We saw three ways the kernel can deny file access:

  • Permission bits (chmod)
  • Mount masking - affects all processes unless you use a mount namespace
  • Changing root (chroot) - good but can be escaped with some tricks

What if we combined the last two? We could:

  1. Create a new mount namespace (so our mounts don't affect others)
  2. Set up custom mounts (only visible in our namespace)
  3. Change the root (so absolute paths start from our chosen directory)

This combination would give us complete control over what files a process can see since it happens even before path_init runs!

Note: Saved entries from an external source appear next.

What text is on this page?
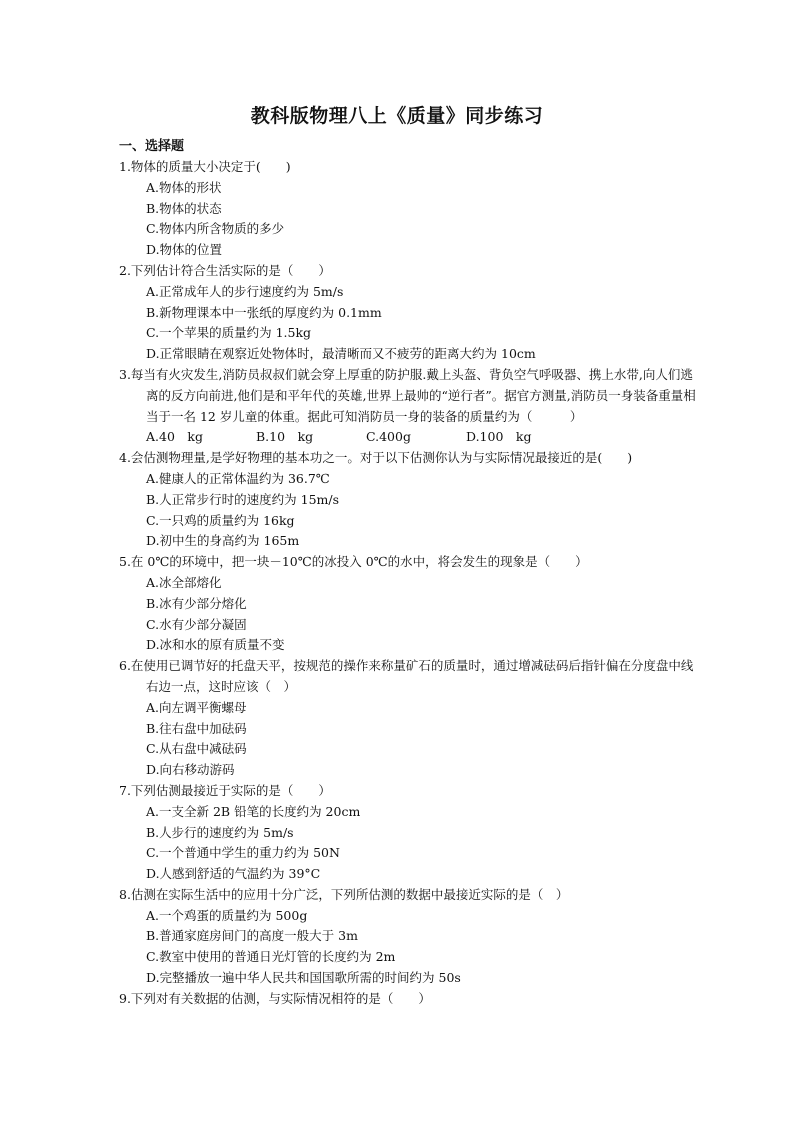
教科版物理八上《质量》同步练习
一、选择题
1.物体的质量大小决定于(　　)
A.物体的形状
B.物体的状态
C.物体内所含物质的多少
D.物体的位置
2.下列估计符合生活实际的是（　　）
A.正常成年人的步行速度约为 5m/s
B.新物理课本中一张纸的厚度约为 0.1mm
C.一个苹果的质量约为 1.5kg
D.正常眼睛在观察近处物体时，最清晰而又不疲劳的距离大约为 10cm
3.每当有火灾发生,消防员叔叔们就会穿上厚重的防护服.戴上头盔、背负空气呼吸器、携上水带,向人们逃离的反方向前进,他们是和平年代的英雄,世界上最帅的“逆行者”。据官方测量,消防员一身装备重量相当于一名 12 岁儿童的体重。据此可知消防员一身的装备的质量约为（　　　）
A.40　kg	B.10　kg	C.400g	D.100　kg
4.会估测物理量,是学好物理的基本功之一。对于以下估测你认为与实际情况最接近的是(　　)
A.健康人的正常体温约为 36.7℃
B.人正常步行时的速度约为 15m/s
C.一只鸡的质量约为 16kg
D.初中生的身高约为 165m
5.在 0℃的环境中，把一块－10℃的冰投入 0℃的水中，将会发生的现象是（　　）
A.冰全部熔化
B.冰有少部分熔化
C.水有少部分凝固
D.冰和水的原有质量不变
6.在使用已调节好的托盘天平，按规范的操作来称量矿石的质量时，通过增减砝码后指针偏在分度盘中线右边一点，这时应该（　）
A.向左调平衡螺母
B.往右盘中加砝码
C.从右盘中减砝码
D.向右移动游码
7.下列估测最接近于实际的是（　　）
A.一支全新 2B 铅笔的长度约为 20cm
B.人步行的速度约为 5m/s
C.一个普通中学生的重力约为 50N
D.人感到舒适的气温约为 39°C
8.估测在实际生活中的应用十分广泛，下列所估测的数据中最接近实际的是（　）
A.一个鸡蛋的质量约为 500g
B.普通家庭房间门的高度一般大于 3m
C.教室中使用的普通日光灯管的长度约为 2m
D.完整播放一遍中华人民共和国国歌所需的时间约为 50s
9.下列对有关数据的估测，与实际情况相符的是（　　）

Is this just containerization?

Yes! This is exactly how container technologies like Docker, Podman, and containerd work at the kernel level. A great article that covers this is Containers from Scratch by Eric Chiang.

When you run a Docker container, Docker does the following:

  1. Spawns a new process with isolated namespaces (including mount namespace) using clone with namespace flags
  2. Switches the root filesystem using pivot_root (similar to chroot)
  3. Configures the container's filesystem view through mount operations within the new namespace

Conclusion

We traced through the open syscall and found three places where the kernel can deny file access and each gave us a different way to hide files:

  1. Late NO (do_open) - Permission checks
  2. Middle NO (link_path_walk) - Mount redirections during path traversal
  3. Early NO (path_init) - Changing where the walk starts and what mounts the process sees

Then, we motivated the idea of combining mount namespaces with root changes which is at the core of containerization technologies - the underlying technology that is used to make sandboxes for agents.

When a process has its own mount namespace and a different root, it can't access files outside that root—they don't exist in its filesystem view. The kernel enforces this at path resolution time, making it impossible for userspace to bypass. At Greptile, we run our agent process in a locked-down rootless podman container so that we have kernel guarantees that it sees only things it’s supposed to.